Secure Kafka with Vault
Author: Daniel Greeninger
Many networked applications use mutual TLS (mTLS) to ensure network traffic is encrypted from end to end. Often these certificates are issued with a long lifespan and the steps to ensure the certificates are renewed are manual or non-existent. Vault can be configured to generate certificates, but further steps are required to renew and rotate the certificates. Following this guide, you will become familiar with Vault Agent and see example Vault Agent templates which request new certificates and then automatically restarts the Kafka process.
This guide specifically uses Kafka, but you can extend the fundamental architecture to other applications using mTLS.
The benefits of this approach are:
- Manual steps to rotate mTLS certificates will no longer be required
- mTLS certificates will automatically be renewed and rotated by Vault Agent
- Vault will maintain centralized control of the certificates
Target audience
This guide is intended for the following roles:
- Consumers who are running Java based applications using mTLS
- Vault platform team
- Automation team in charge of consumer infrastructure
Prerequisites
To complete this guide, you will need the following:
- A Kafka cluster with mTLS configuration
- A Vault cluster configured as a PKI certificate authority
- Example code for this pattern
- Your development machine should include the following applications
This guide has the following limitations:
- The demo environment included in the example repository is not highly available.
- The example uses self signed certificates. You should obtain certificates that are already trusted by your existing certificate authority.
- If you do not already have a Vault cluster configured, refer to the HashiCorp Validated Design for Vault. The example Vault container is not production ready.
- The TTLs in the example Vault Agent files are very short. When going to production, extend them to reflect your company's policies and avoid unnecessary load on the Vault cluster.
Background and best practices
Mutual TLS certificates are essential for securing information, ensuring data integrity, and authenticating nodes in a clustered application environment.
Best practices dictate that certificates should be rotated on a regular basis. In a traditional enterprise pattern, the team in charge of an application would make a request to the security team. The security team would then transfer the keys and certificates back to the application team, who installs the newly provided certificates and restarts their application. With this tedious manual process, there are many opportunities for error or misconfiguration. Considering the efforts from large organizations to shorten the lifespan of certificates to 90 or even 45 days, adopting an automated solution will become very important.

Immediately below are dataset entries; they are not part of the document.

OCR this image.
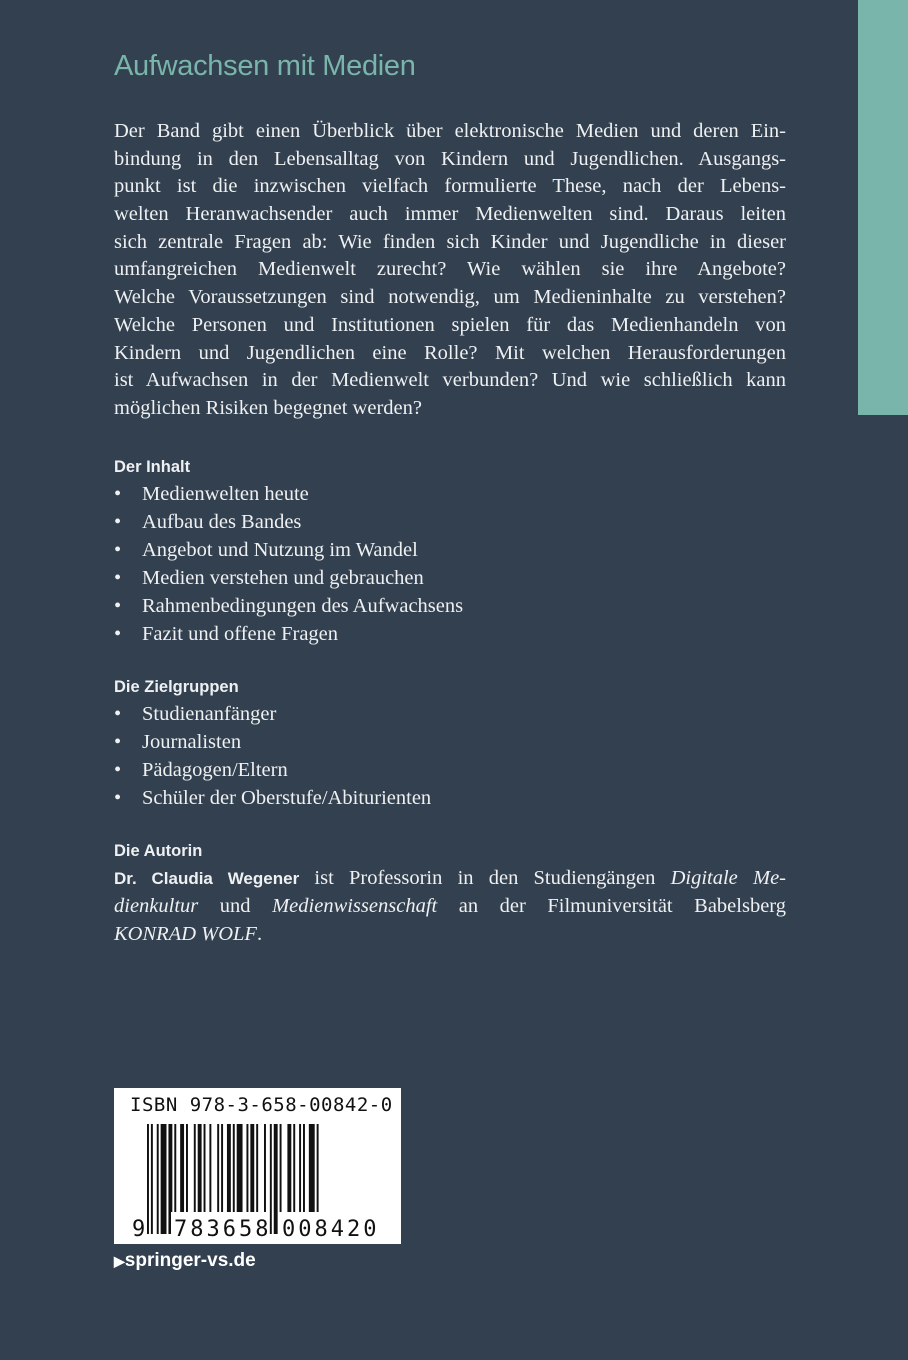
Aufwachsen mit Medien
Der Band gibt einen Überblick über elektronische Medien und deren Ein-
bindung in den Lebensalltag von Kindern und Jugendlichen. Ausgangs-
punkt ist die inzwischen vielfach formulierte These, nach der Lebens-
welten Heranwachsender auch immer Medienwelten sind. Daraus leiten
sich zentrale Fragen ab: Wie finden sich Kinder und Jugendliche in dieser
umfangreichen Medienwelt zurecht? Wie wählen sie ihre Angebote?
Welche Voraussetzungen sind notwendig, um Medieninhalte zu verstehen?
Welche Personen und Institutionen spielen für das Medienhandeln von
Kindern und Jugendlichen eine Rolle? Mit welchen Herausforderungen
ist Aufwachsen in der Medienwelt verbunden? Und wie schließlich kann
möglichen Risiken begegnet werden?
Der Inhalt
• Medienwelten heute
• Aufbau des Bandes
• Angebot und Nutzung im Wandel
• Medien verstehen und gebrauchen
• Rahmenbedingungen des Aufwachsens
• Fazit und offene Fragen
Die Zielgruppen
• Studienanfänger
• Journalisten
• Pädagogen/Eltern
• Schüler der Oberstufe/Abiturienten
Die Autorin
Dr. Claudia Wegener ist Professorin in den Studiengängen Digitale Me-
dienkultur und Medienwissenschaft an der Filmuniversität Babelsberg
KONRAD WOLF.
ISBN 978-3-658-00842-0
9 783658 008420
▶springer-vs.de
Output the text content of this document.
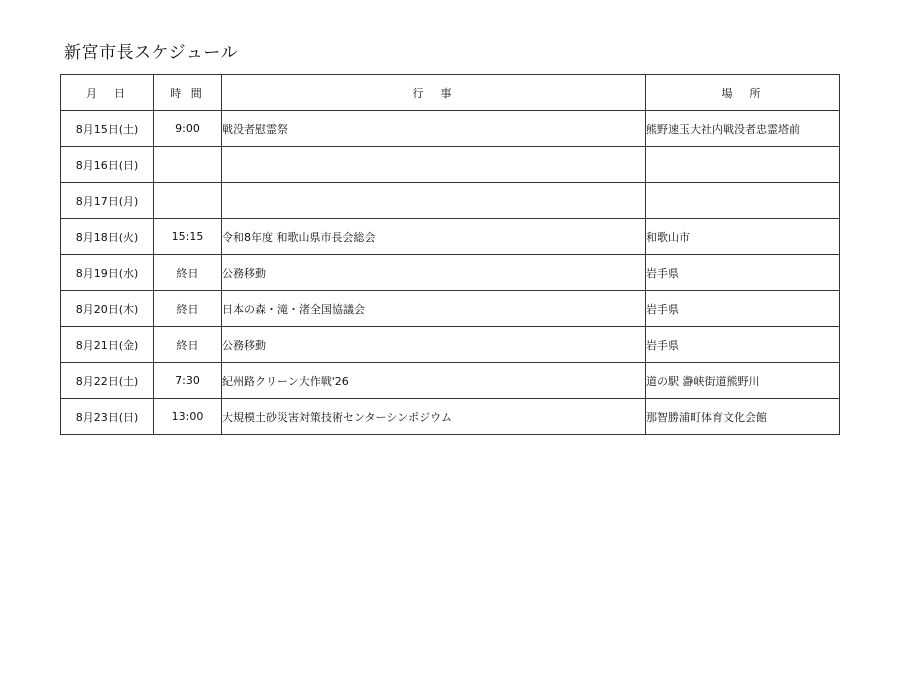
新宮市長スケジュール
月　日	時 間	行　事	場　所
8月15日(土)	9:00	戦没者慰霊祭	熊野速玉大社内戦没者忠霊塔前
8月16日(日)			
8月17日(月)			
8月18日(火)	15:15	令和8年度 和歌山県市長会総会	和歌山市
8月19日(水)	終日	公務移動	岩手県
8月20日(木)	終日	日本の森・滝・渚全国協議会	岩手県
8月21日(金)	終日	公務移動	岩手県
8月22日(土)	7:30	紀州路クリーン大作戦'26	道の駅 瀞峡街道熊野川
8月23日(日)	13:00	大規模土砂災害対策技術センターシンポジウム	那智勝浦町体育文化会館
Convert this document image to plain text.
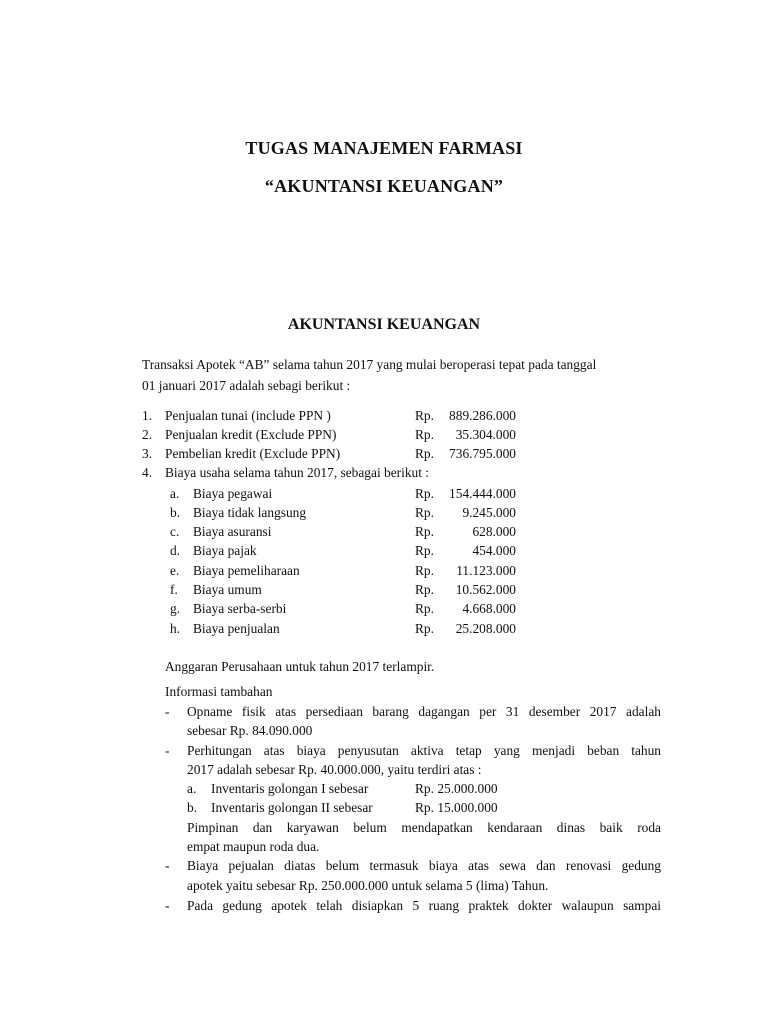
TUGAS MANAJEMEN FARMASI
“AKUNTANSI KEUANGAN”
AKUNTANSI KEUANGAN
Transaksi Apotek “AB” selama tahun 2017 yang mulai beroperasi tepat pada tanggal
01 januari 2017 adalah sebagi berikut :
1. Penjualan tunai (include PPN )	Rp.	889.286.000
2. Penjualan kredit (Exclude PPN)	Rp.	35.304.000
3. Pembelian kredit (Exclude PPN)	Rp.	736.795.000
4. Biaya usaha selama tahun 2017, sebagai berikut :
a. Biaya pegawai	Rp.	154.444.000
b. Biaya tidak langsung	Rp.	9.245.000
c. Biaya asuransi	Rp.	628.000
d. Biaya pajak	Rp.	454.000
e. Biaya pemeliharaan	Rp.	11.123.000
f. Biaya umum	Rp.	10.562.000
g. Biaya serba-serbi	Rp.	4.668.000
h. Biaya penjualan	Rp.	25.208.000
Anggaran Perusahaan untuk tahun 2017 terlampir.
Informasi tambahan
- Opname fisik atas persediaan barang dagangan per 31 desember 2017 adalah
sebesar Rp. 84.090.000
- Perhitungan atas biaya penyusutan aktiva tetap yang menjadi beban tahun
2017 adalah sebesar Rp. 40.000.000, yaitu terdiri atas :
a. Inventaris golongan I sebesar	Rp. 25.000.000
b. Inventaris golongan II sebesar	Rp. 15.000.000
Pimpinan dan karyawan belum mendapatkan kendaraan dinas baik roda
empat maupun roda dua.
- Biaya pejualan diatas belum termasuk biaya atas sewa dan renovasi gedung
apotek yaitu sebesar Rp. 250.000.000 untuk selama 5 (lima) Tahun.
- Pada gedung apotek telah disiapkan 5 ruang praktek dokter walaupun sampai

In order to reduce the risk of expired or misconfigured certificates, we recommend adopting an automated certificate management workflow using Vault and Vault Agent.
Vault Agent will allow for application servers to automatically connect to a Vault Cluster with the PKI Secret engine configured. When the expiration time is approaching, Vault Agent will automatically retrieve a new certificate from the Vault Cluster and write it to a file on the application server. This eliminates the manual step of the security team issuing a new certificate. After writing the new certificates and keys, Agent will restart the Kafka service, eliminating the manual step that the application team would traditionally fill. With this pattern in place, the entire system is automated and the certificate renewal process becomes part of routine instead of a special occasion.
To enable automated mTLS certificate management for Kafka using Vault, you need to create and configure several objects in Vault:
- An authentication method
- A PKI secret engine
- Roles for each of the servers and clients (both for the PKI secrets engine and authentication method).
These objects support secure certificate issuance, authentication, and role-based access control for Kafka servers and clients. Below is a complete checklist, with further documentation.
The following is a list of high level steps required to complete this architecture:
- Configure the PKI Secret Engine in Vault
- Create two separate secret engine roles. One for your Kafka servers and one for your clients
- Configure an authentication method in Vault that Vault Agent will use to authenticate the Kafka servers and clients
- Create two separate roles on the auth method, one for servers and one for clients.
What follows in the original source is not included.